By Huseyin Can YUCEEL • January 02, 2023
Keep up to date with latest blog posts
Cyberattacks have become more sophisticated over time, and threat actors are constantly developing new and more impactful adversary techniques. Against these new threats, security professionals rely on detective security controls heavily to defend their organizations. However, security teams cannot set and forget these security controls. For more effective threat detection, detection rules used by security controls must be maintained and kept up to date to be relevant to the ever-changing cyber threat landscape.
In this blog, we discussed the challenges of detection engineering and how automated detection rule validation helps security teams validate and optimize their detective security controls.
How Detection Rules Work and The Challenges of Threat Detection
Security teams research detection contents from various sources such as red teaming exercises, threat intelligence reports, malware IOCs, and many others. As a result of this research, they identify their organizations' threat landscape and develop threat detection strategies that they can implement in their security controls.
Figure 1: Core Components of Threat Detection
Threat detection strategies guide security teams in managing log sources, detection rules, and alerts. Security professionals manage these tools routinely and encounter similar challenges daily.
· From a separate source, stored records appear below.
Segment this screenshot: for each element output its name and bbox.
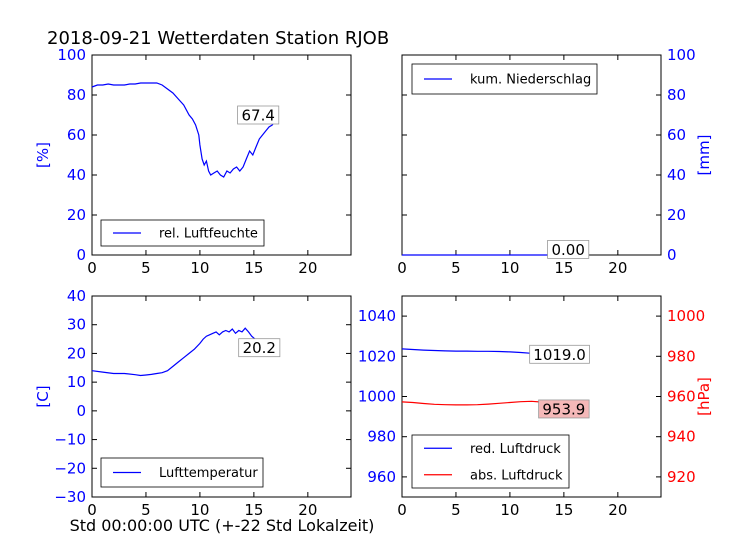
annotation-label: 20.2: [243, 339, 276, 357]
x-tick-label: 10: [190, 501, 209, 519]
x-tick-label: 10: [500, 501, 519, 519]
annotation-box: [547, 239, 590, 259]
humidity-panel: 0 5 10 15 20 0 20 40 60 80 100 [%] 67.4 rel. Luftfeuc…: [34, 46, 352, 277]
y-tick-label: 0: [76, 402, 86, 420]
y-tick-label-right: 1000: [667, 307, 705, 325]
annotation-label: 953.9: [542, 400, 585, 418]
y-tick-label: −10: [54, 431, 86, 449]
y-tick-label-right: 80: [667, 86, 686, 104]
y-tick-label: 0: [76, 246, 86, 264]
y-tick-label: 960: [367, 468, 396, 486]
x-tick-label: 20: [298, 501, 317, 519]
y-tick-label-right: 20: [667, 206, 686, 224]
x-tick-label: 20: [608, 259, 627, 277]
y-tick-label: 30: [67, 316, 86, 334]
x-tick-label: 5: [141, 259, 151, 277]
x-tick-label: 0: [87, 259, 97, 277]
y-tick-label: 40: [67, 166, 86, 184]
y-tick-label: −30: [54, 488, 86, 506]
legend-entry: rel. Luftfeuchte: [159, 227, 258, 242]
annotation-label: 67.4: [241, 107, 274, 125]
legend-entry: kum. Niederschlag: [470, 73, 591, 88]
y-tick-label: 1000: [358, 388, 396, 406]
annotation-box: [538, 399, 590, 419]
y-tick-label: 20: [67, 344, 86, 362]
y-tick-label: 100: [57, 46, 86, 64]
y-tick-label: 980: [367, 428, 396, 446]
y-tick-label-right: 940: [667, 428, 696, 446]
series-line-0: [91, 327, 276, 377]
x-tick-label: 5: [141, 501, 151, 519]
y-tick-label-right: 980: [667, 347, 696, 365]
y-axis-label: [hPa]: [695, 377, 713, 416]
plot-frame: [91, 54, 352, 256]
precipitation-panel: 0 5 10 15 20 0 20 40 60 80 100 [mm] 0.00 kum. Nieders…: [397, 46, 713, 277]
y-tick-label-right: 40: [667, 166, 686, 184]
x-tick-label: 5: [451, 501, 461, 519]
x-tick-label: 15: [554, 259, 573, 277]
legend-entry: abs. Luftdruck: [470, 468, 563, 483]
x-tick-label: 0: [87, 501, 97, 519]
y-tick-label-right: 920: [667, 468, 696, 486]
pressure-panel: 0 5 10 15 20 960 980 1000 1020 1040 920 940 960 980 10…: [358, 295, 713, 519]
plot-frame: [91, 295, 352, 498]
x-tick-label: 10: [500, 259, 519, 277]
legend-entry: red. Luftdruck: [470, 442, 561, 457]
x-tick-label: 20: [298, 259, 317, 277]
legend-entry: Lufttemperatur: [159, 466, 258, 481]
x-tick-label: 0: [397, 259, 407, 277]
y-axis-label: [%]: [34, 142, 52, 168]
y-axis-label: [C]: [34, 385, 52, 407]
y-tick-label: 40: [67, 287, 86, 305]
x-axis-label: Std 00:00:00 UTC (+-22 Std Lokalzeit): [70, 516, 375, 535]
x-tick-label: 20: [608, 501, 627, 519]
y-tick-label-right: 60: [667, 126, 686, 144]
y-tick-label: 1040: [358, 307, 396, 325]
y-tick-label: −20: [54, 459, 86, 477]
temperature-panel: 0 5 10 15 20 −30 −20 −10 0 10 20 30 40 [C] 20.2 Lufttem…: [34, 287, 352, 519]
annotation-label: 0.00: [551, 241, 584, 259]
annotation-box: [529, 344, 590, 364]
annotation-box: [237, 105, 280, 125]
y-tick-label: 80: [67, 86, 86, 104]
y-tick-label: 20: [67, 206, 86, 224]
x-tick-label: 15: [244, 259, 263, 277]
y-tick-label-right: 100: [667, 46, 696, 64]
x-tick-label: 15: [244, 501, 263, 519]
x-tick-label: 15: [554, 501, 573, 519]
legend-box: [411, 434, 570, 489]
y-axis-label: [mm]: [695, 135, 713, 176]
x-tick-label: 10: [190, 259, 209, 277]
figure-title: 2018-09-21 Wetterdaten Station RJOB: [47, 28, 389, 49]
annotation-box: [238, 338, 281, 358]
y-tick-label: 60: [67, 126, 86, 144]
x-tick-label: 0: [397, 501, 407, 519]
y-tick-label: 10: [67, 373, 86, 391]
y-tick-label-right: 960: [667, 388, 696, 406]
y-tick-label: 1020: [358, 347, 396, 365]
series-line-0: [91, 82, 276, 178]
annotation-label: 1019.0: [533, 346, 586, 364]
x-tick-label: 5: [451, 259, 461, 277]
y-tick-label-right: 0: [667, 246, 677, 264]
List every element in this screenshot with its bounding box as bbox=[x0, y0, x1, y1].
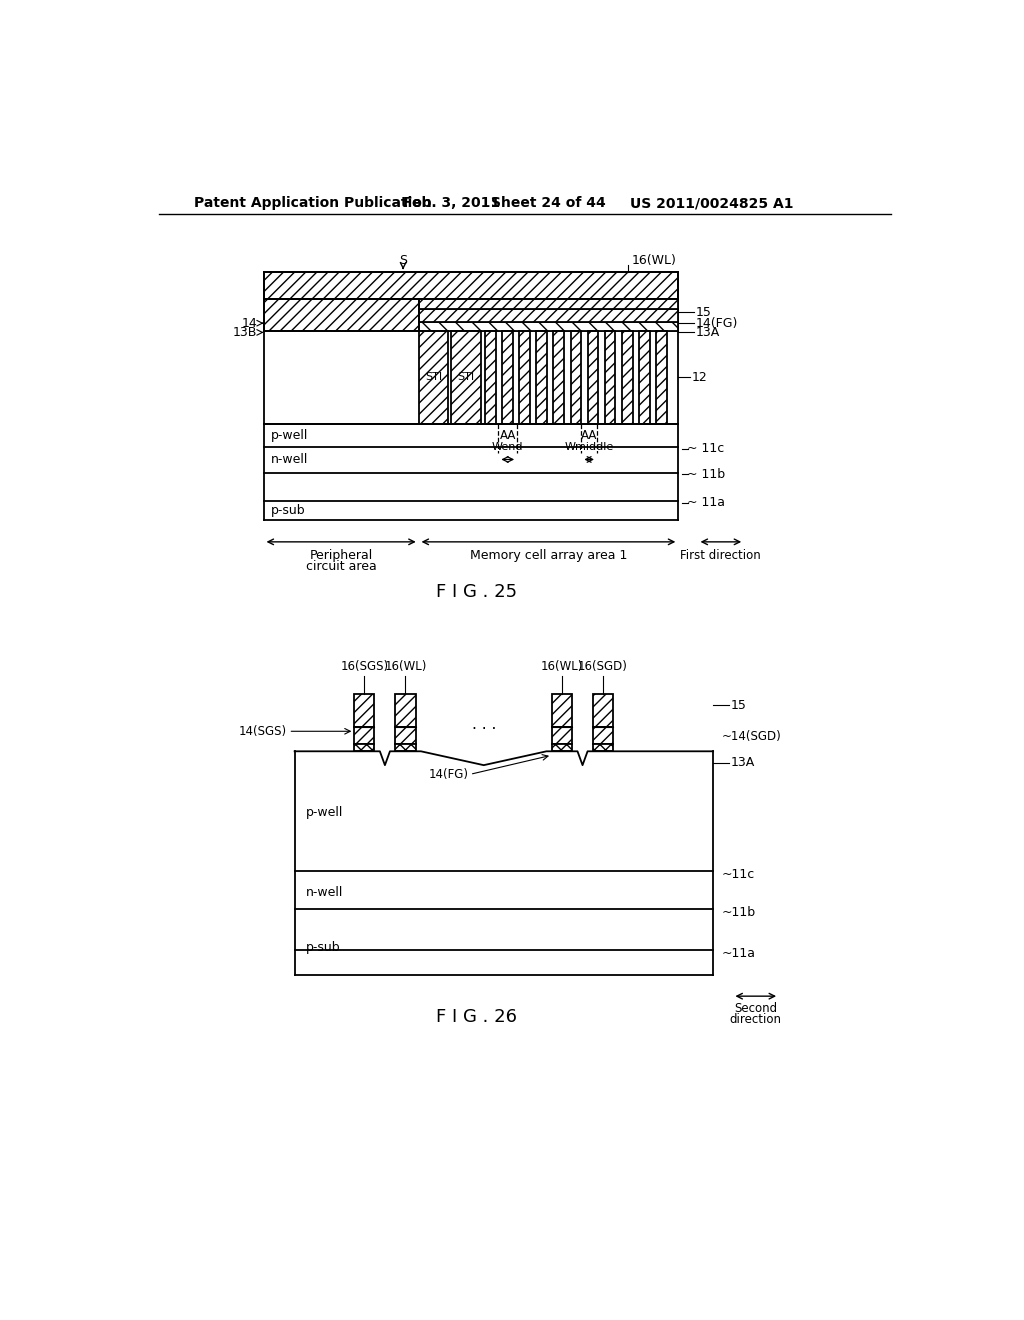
Text: ~ 11c: ~ 11c bbox=[687, 442, 724, 455]
Bar bbox=[485, 331, 496, 424]
Bar bbox=[354, 743, 375, 751]
Text: AA: AA bbox=[500, 429, 516, 442]
Text: 16(WL): 16(WL) bbox=[384, 660, 427, 673]
Bar bbox=[419, 298, 678, 309]
Text: Patent Application Publication: Patent Application Publication bbox=[194, 197, 432, 210]
Bar bbox=[552, 727, 572, 743]
Bar bbox=[593, 727, 613, 743]
Bar bbox=[354, 693, 375, 727]
Text: ~ 11a: ~ 11a bbox=[687, 496, 725, 510]
Text: 13B: 13B bbox=[233, 326, 257, 339]
Text: n-well: n-well bbox=[306, 886, 344, 899]
Bar bbox=[593, 693, 613, 727]
Text: ~11b: ~11b bbox=[722, 907, 756, 920]
Bar bbox=[263, 272, 678, 298]
Text: ~11c: ~11c bbox=[722, 869, 755, 880]
Bar bbox=[419, 331, 449, 424]
Text: p-sub: p-sub bbox=[306, 941, 341, 954]
Bar bbox=[537, 331, 547, 424]
Bar bbox=[419, 322, 678, 331]
Text: Second: Second bbox=[734, 1002, 777, 1015]
Text: Sheet 24 of 44: Sheet 24 of 44 bbox=[490, 197, 605, 210]
Bar bbox=[593, 743, 613, 751]
Text: F I G . 25: F I G . 25 bbox=[436, 583, 517, 601]
Text: F I G . 26: F I G . 26 bbox=[436, 1008, 517, 1026]
Text: 14(FG): 14(FG) bbox=[695, 317, 737, 330]
Text: 15: 15 bbox=[730, 698, 746, 711]
Text: . . .: . . . bbox=[471, 717, 496, 731]
Bar bbox=[452, 331, 480, 424]
Text: ~14(SGD): ~14(SGD) bbox=[722, 730, 781, 743]
Text: p-well: p-well bbox=[271, 429, 309, 442]
Bar bbox=[588, 331, 598, 424]
Bar bbox=[604, 331, 615, 424]
Text: direction: direction bbox=[730, 1012, 781, 1026]
Text: circuit area: circuit area bbox=[306, 560, 377, 573]
Text: Wmiddle: Wmiddle bbox=[564, 442, 613, 451]
Text: n-well: n-well bbox=[271, 453, 309, 466]
Text: ~ 11b: ~ 11b bbox=[687, 467, 725, 480]
Bar bbox=[503, 331, 513, 424]
Text: Peripheral: Peripheral bbox=[309, 549, 373, 562]
Bar bbox=[655, 331, 667, 424]
Bar bbox=[395, 743, 416, 751]
Bar bbox=[354, 727, 375, 743]
Bar bbox=[570, 331, 582, 424]
Text: Memory cell array area 1: Memory cell array area 1 bbox=[470, 549, 627, 562]
Bar bbox=[552, 693, 572, 727]
Text: First direction: First direction bbox=[681, 549, 761, 562]
Text: S: S bbox=[399, 253, 408, 267]
Text: 16(WL): 16(WL) bbox=[541, 660, 584, 673]
Bar bbox=[263, 298, 419, 331]
Text: 15: 15 bbox=[695, 306, 712, 319]
Text: 13A: 13A bbox=[695, 326, 720, 339]
Bar bbox=[622, 331, 633, 424]
Text: Feb. 3, 2011: Feb. 3, 2011 bbox=[403, 197, 501, 210]
Text: 16(SGD): 16(SGD) bbox=[579, 660, 628, 673]
Text: p-sub: p-sub bbox=[271, 504, 306, 517]
Text: STI: STI bbox=[425, 372, 442, 383]
Text: US 2011/0024825 A1: US 2011/0024825 A1 bbox=[630, 197, 794, 210]
Text: STI: STI bbox=[458, 372, 474, 383]
Text: AA: AA bbox=[581, 429, 597, 442]
Bar bbox=[639, 331, 649, 424]
Bar bbox=[419, 309, 678, 322]
Text: 14: 14 bbox=[242, 317, 257, 330]
Bar bbox=[395, 693, 416, 727]
Bar bbox=[554, 331, 564, 424]
Text: Wend: Wend bbox=[492, 442, 523, 451]
Text: 16(SGS): 16(SGS) bbox=[340, 660, 388, 673]
Text: 12: 12 bbox=[691, 371, 708, 384]
Text: p-well: p-well bbox=[306, 807, 344, 820]
Bar bbox=[395, 727, 416, 743]
Text: 13A: 13A bbox=[730, 756, 755, 770]
Text: ~11a: ~11a bbox=[722, 948, 756, 961]
Bar bbox=[552, 743, 572, 751]
Text: 16(WL): 16(WL) bbox=[632, 253, 677, 267]
Text: 14(SGS): 14(SGS) bbox=[239, 725, 287, 738]
Text: 14(FG): 14(FG) bbox=[428, 768, 468, 781]
Bar bbox=[519, 331, 530, 424]
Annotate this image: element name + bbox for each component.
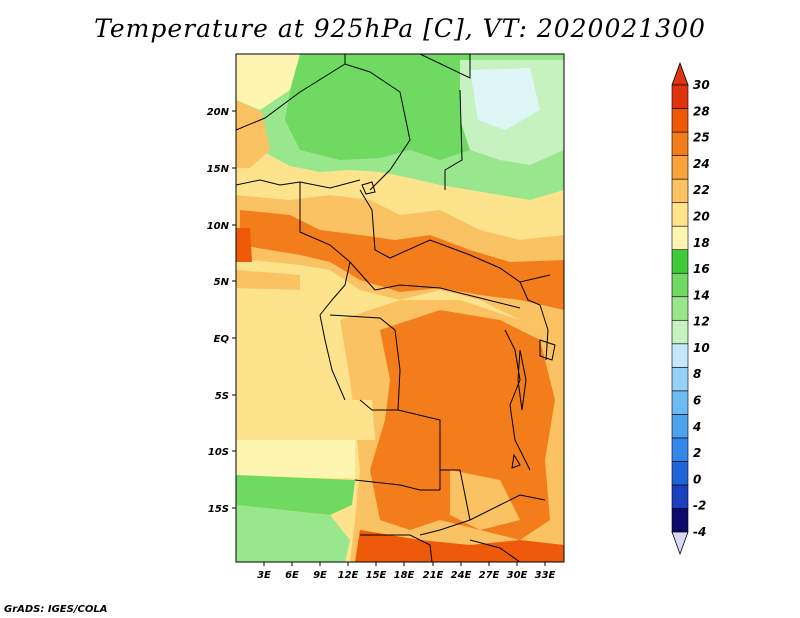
lat-axis xyxy=(232,110,236,509)
colorbar-max-arrow xyxy=(671,61,689,86)
temperature-field xyxy=(236,54,564,562)
lat-label: 15N xyxy=(207,164,230,175)
colorbar-segment xyxy=(671,178,689,203)
colorbar-label: 28 xyxy=(693,104,710,118)
colorbar-label: 10 xyxy=(693,341,710,355)
colorbar-segment xyxy=(671,343,689,368)
lat-label: 10S xyxy=(208,447,229,458)
colorbar-segment xyxy=(671,249,689,274)
colorbar-label: 24 xyxy=(693,157,710,171)
colorbar-segment xyxy=(671,84,689,109)
lon-label: 30E xyxy=(507,570,528,581)
colorbar-segment xyxy=(671,202,689,227)
colorbar-label: 6 xyxy=(693,394,701,408)
colorbar-label: 20 xyxy=(693,210,710,224)
colorbar-label: 0 xyxy=(693,472,701,486)
lat-label: 5S xyxy=(215,391,229,402)
colorbar-segment xyxy=(671,319,689,345)
colorbar-segment xyxy=(671,296,689,321)
lon-label: 12E xyxy=(338,570,359,581)
colorbar-label: 12 xyxy=(693,315,710,329)
colorbar-segment xyxy=(671,461,689,486)
map-title: Temperature at 925hPa [C], VT: 202002130… xyxy=(94,14,706,43)
lat-label: 15S xyxy=(208,504,229,515)
lon-label: 18E xyxy=(394,570,415,581)
colorbar-segment xyxy=(671,437,689,462)
lon-label: 21E xyxy=(423,570,444,581)
colorbar-label: 4 xyxy=(692,420,701,434)
country-borders xyxy=(236,54,551,562)
lon-label: 27E xyxy=(479,570,500,581)
colorbar-segment xyxy=(671,390,689,415)
lon-label: 3E xyxy=(257,570,271,581)
colorbar-segment xyxy=(671,508,689,533)
lon-labels: 3E 6E 9E 12E 15E 18E 21E 24E 27E 30E 33E xyxy=(257,570,555,581)
lon-label: 6E xyxy=(285,570,299,581)
lakes xyxy=(361,181,556,469)
colorbar-label: -4 xyxy=(693,525,706,539)
lat-label: 20N xyxy=(207,107,230,118)
colorbar-segment xyxy=(671,131,689,156)
lat-label: EQ xyxy=(214,334,230,345)
colorbar-label: 16 xyxy=(693,262,710,276)
colorbar-label: 14 xyxy=(693,288,710,302)
lat-label: 10N xyxy=(207,221,230,232)
lat-label: 5N xyxy=(214,277,230,288)
colorbar-label: 30 xyxy=(693,78,710,92)
colorbar-label: 18 xyxy=(693,236,710,250)
lon-label: 24E xyxy=(451,570,472,581)
colorbar-segment xyxy=(671,484,689,509)
lon-label: 9E xyxy=(313,570,327,581)
colorbar-label: -2 xyxy=(693,499,706,513)
colorbar-label: 22 xyxy=(693,183,710,197)
colorbar-label: 8 xyxy=(693,367,701,381)
colorbar-min-arrow xyxy=(671,531,689,556)
lat-labels: 20N 15N 10N 5N EQ 5S 10S 15S xyxy=(207,107,230,515)
lon-label: 15E xyxy=(366,570,387,581)
plot-frame xyxy=(235,53,565,563)
credit-label: GrADS: IGES/COLA xyxy=(4,604,108,615)
colorbar-segment xyxy=(671,414,689,439)
colorbar-segment xyxy=(671,272,689,298)
colorbar-label: 2 xyxy=(693,446,701,460)
colorbar-segment xyxy=(671,155,689,180)
colorbar-label: 25 xyxy=(693,131,710,145)
colorbar-segment xyxy=(671,108,689,133)
colorbar-segment xyxy=(671,225,689,250)
lon-axis xyxy=(263,562,546,566)
lon-label: 33E xyxy=(535,570,556,581)
colorbar-segment xyxy=(671,367,689,392)
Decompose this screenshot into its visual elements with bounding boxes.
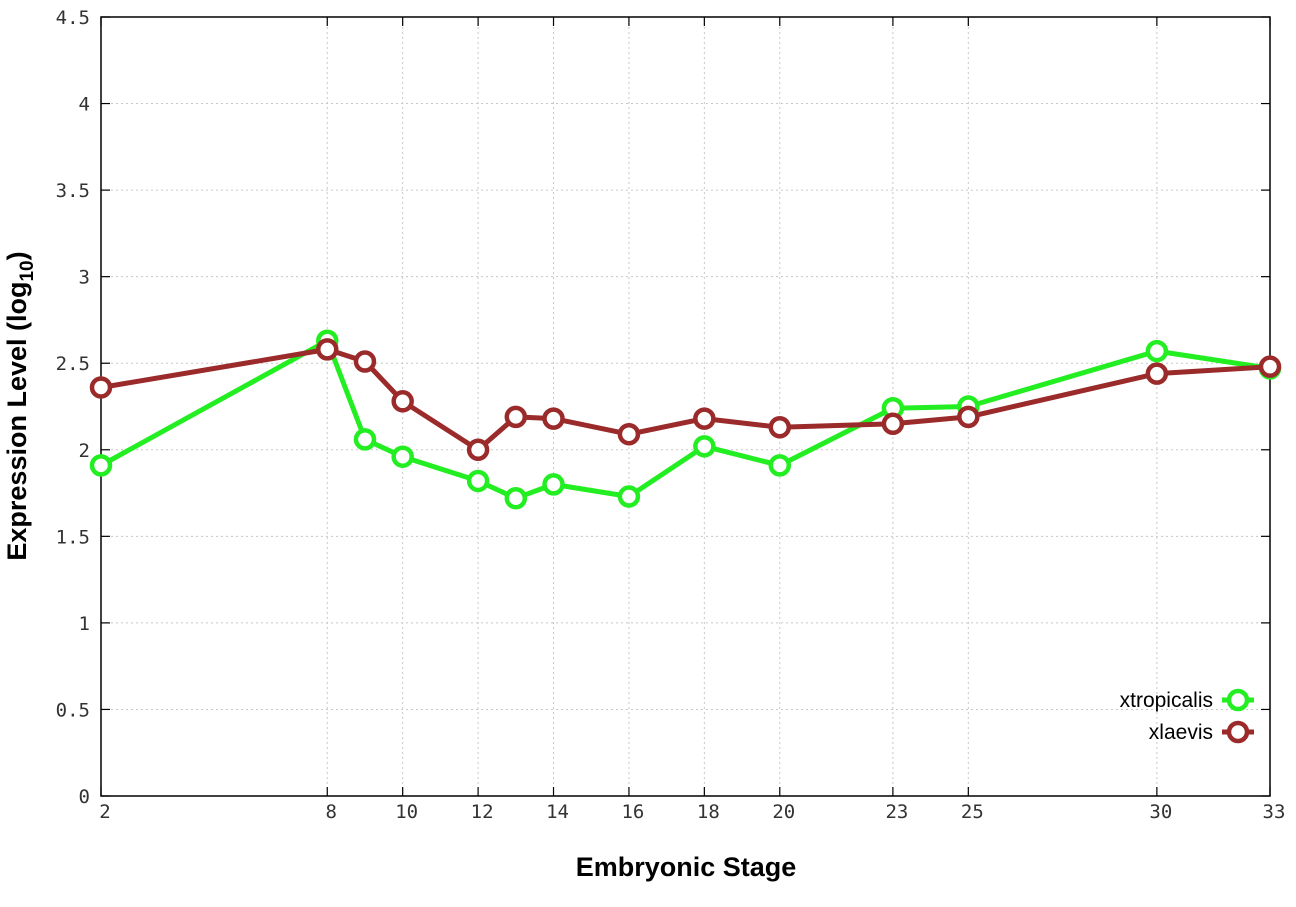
y-axis-title-close: ) — [2, 251, 32, 260]
y-tick-label: 2.5 — [56, 353, 90, 375]
data-point — [1145, 339, 1169, 363]
x-tick-label: 33 — [1263, 801, 1286, 823]
legend: xtropicalis xlaevis — [1120, 688, 1254, 744]
plot-frame — [100, 16, 1271, 797]
data-point — [504, 405, 528, 429]
y-tick-label: 0.5 — [56, 699, 90, 721]
data-point — [391, 445, 414, 468]
x-tick-label: 10 — [395, 801, 418, 823]
data-point — [466, 438, 490, 462]
y-tick-label: 1 — [79, 613, 90, 635]
legend-swatch-marker — [1226, 688, 1250, 712]
y-tick-label: 1.5 — [56, 526, 90, 548]
data-point — [881, 412, 905, 436]
axis-ticks: 0 0.5 1 1.5 2 2.5 3 3.5 4 4.5 2 8 10 12 14 16 18 20 23 25 30… — [56, 7, 1286, 823]
data-point — [617, 422, 641, 446]
data-point — [391, 390, 414, 413]
grid — [101, 17, 1270, 796]
y-tick-label: 3.5 — [56, 180, 90, 202]
legend-swatch-marker — [1226, 720, 1250, 744]
data-point — [542, 473, 565, 496]
data-point — [617, 485, 641, 508]
x-tick-label: 16 — [621, 801, 644, 823]
data-point — [353, 428, 377, 451]
x-tick-label: 8 — [326, 801, 337, 823]
series-xlaevis — [89, 338, 1282, 462]
data-point — [353, 350, 377, 373]
data-point — [957, 405, 980, 429]
data-point — [768, 416, 792, 439]
y-axis-title-main: Expression Level (log — [2, 282, 32, 561]
data-point — [542, 407, 565, 430]
x-tick-label: 30 — [1149, 801, 1172, 823]
data-point — [316, 338, 339, 361]
series-line — [100, 346, 1271, 453]
data-point — [693, 435, 716, 458]
legend-label: xtropicalis — [1120, 689, 1213, 712]
y-tick-label: 0 — [79, 786, 90, 808]
data-point — [504, 486, 528, 510]
x-tick-label: 20 — [772, 801, 795, 823]
data-point — [1258, 355, 1282, 378]
data-point — [89, 454, 113, 477]
data-point — [1145, 362, 1169, 385]
x-axis-title: Embryonic Stage — [576, 852, 797, 882]
y-axis-title-subscript: 10 — [17, 260, 38, 281]
y-axis-title: Expression Level (log10) — [2, 251, 38, 560]
data-point — [693, 407, 716, 430]
x-tick-label: 14 — [546, 801, 569, 823]
series-line — [99, 338, 1271, 501]
y-tick-label: 2 — [79, 440, 90, 462]
data-point — [768, 454, 792, 477]
y-tick-label: 4 — [79, 94, 90, 116]
y-tick-label: 3 — [79, 267, 90, 289]
x-tick-label: 12 — [471, 801, 494, 823]
x-tick-label: 18 — [697, 801, 720, 823]
x-tick-label: 2 — [99, 801, 110, 823]
y-tick-label: 4.5 — [56, 7, 90, 29]
data-point — [466, 469, 490, 493]
legend-label: xlaevis — [1149, 721, 1213, 744]
x-tick-label: 23 — [885, 801, 908, 823]
x-tick-label: 25 — [961, 801, 984, 823]
data-point — [89, 376, 113, 399]
series-layer — [89, 329, 1282, 510]
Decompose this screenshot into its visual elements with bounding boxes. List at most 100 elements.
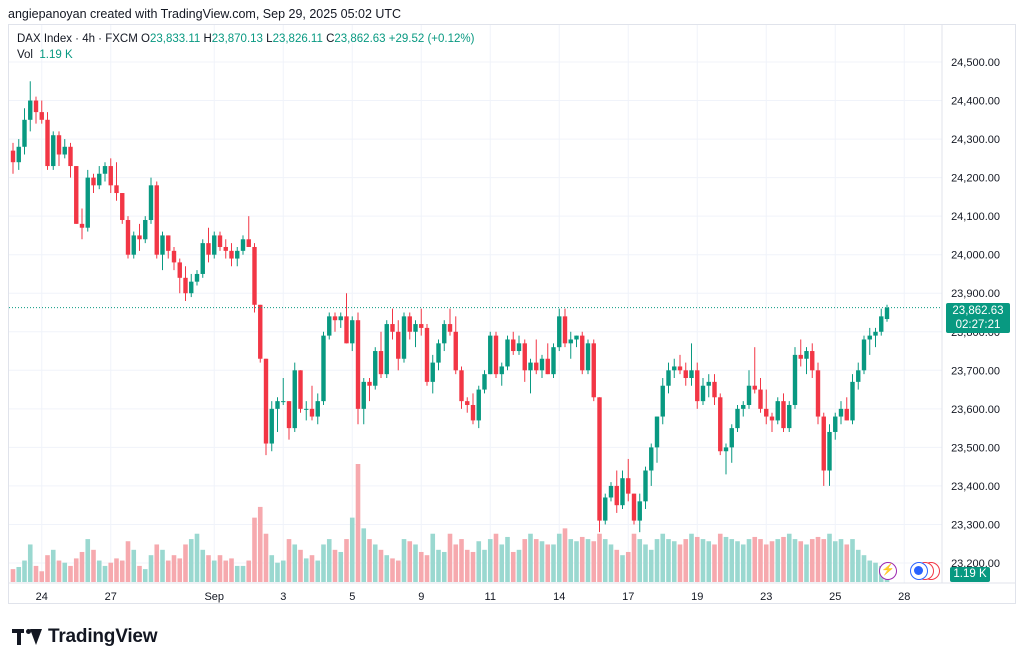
candle-body — [758, 389, 763, 409]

Log sources are the starting point for threat detection. Security teams configure their Security Information and Event Management (SIEM) platform to gather log data from various sources, such as security controls, network infrastructure, operating systems, and applications. Log sources provide the log data and visibility that security teams need to identify any irregularities or malicious activities. Without relevant log data, organizations are blind to any threat that targets them. That's why security teams regularly gather new log sources and check the status of existing ones.
However, security teams might have difficulty
- tracking down new log sources for new threats
- improving the quality and verbosity of log data
- identifying problems in log sources or log data
Security teams develop detection rules to identify malicious activities in their network using the gathered log data. As an industry best practice, many organizations use the Detection-as-Code approach to develop rule-based threat detection. While this systematic approach eases organizations' detection rule development process, security teams still face several challenges in managing their rule base, such as
- identifying syntax problems in rules - even a simple syntax error can lead to a broken detection rule.
- assessing rules' performance - rules may be too broad or too limited to generate meaningful alerts
- visualizing detection rule coverage - to threat frameworks such as MITRE ATT&CK
When an anomaly is observed in the network and endpoints, detection rules fire detection alerts by inspecting log data. Then, security teams attend detection alerts and handle the incident based on their severity. In a large enterprise, the rule base tends to be extensive and can generate too many alerts if not maintained well. As a result, security teams tune detection alerts to improve alert fatigue, quality, and performance.
On a daily basis, security teams often encounter problems with
- eliminating false-positive alerts
- identifying resource-hungry rules
- prioritizing alerts
Detection Rule Validation
Detection Rule Validation is the process of measuring and verifying the performance of detection rules. The process inspects log sources, detection rules, and detection alerts to improve the overall threat detection capability of security controls.
While security teams focus on creating new detection rules, validating existing rules is not often a priority. Organizations usually validate their rule base annually or bi-annually. However, validating the detection rules is vital for organizations' ability to detect cyber threats, and the process should be executed frequently to keep up with the cyber threat landscape.
Detection Rule Validation allows security teams to tune detection rules for faster, more accurate, and more efficient detection.
Picus Detection Rule Validation (DRV) Product
Picus Detection Rule Validation product is a continuous and automated detection rule assessment solution that addresses challenges in threat detection and improves rule-based detection controls.
Picus Detection Rule Validation (DRV)
Picus DRV provides a holistic picture of an organization’s threat detection and response capabilities by running static and dynamic analysis for each rule in the rule baseline.
Picus DRV checks log sources, detection rule content, and alerts for each rule. By assessing the historical data and current state, the module identifies broken and inefficient detection rules and provides insights on fixing and improving them.
Picus Detection Rule Validation helps security teams
- maximize confidence in detection rules and alerts
- validate the effectiveness of existing and new rules based on log coverage, alert frequency, and performance metrics
- implement detection capabilities for emerging threats within minutes
- visualize threat coverage and response capabilities of security controls
- prioritize rules that need improvement
- map threat coverage to MITRE ATT&CK
Picus Detection Rule Validation module identifies broken and inefficient detection rules in organizations' security controls and provides security teams insights on how to improve their threat coverage and response capabilities. Picus Detection Rule Validation saves valuable time and resources by automating the manual detection engineering processes and improving the detection effectiveness and efficiency of security controls.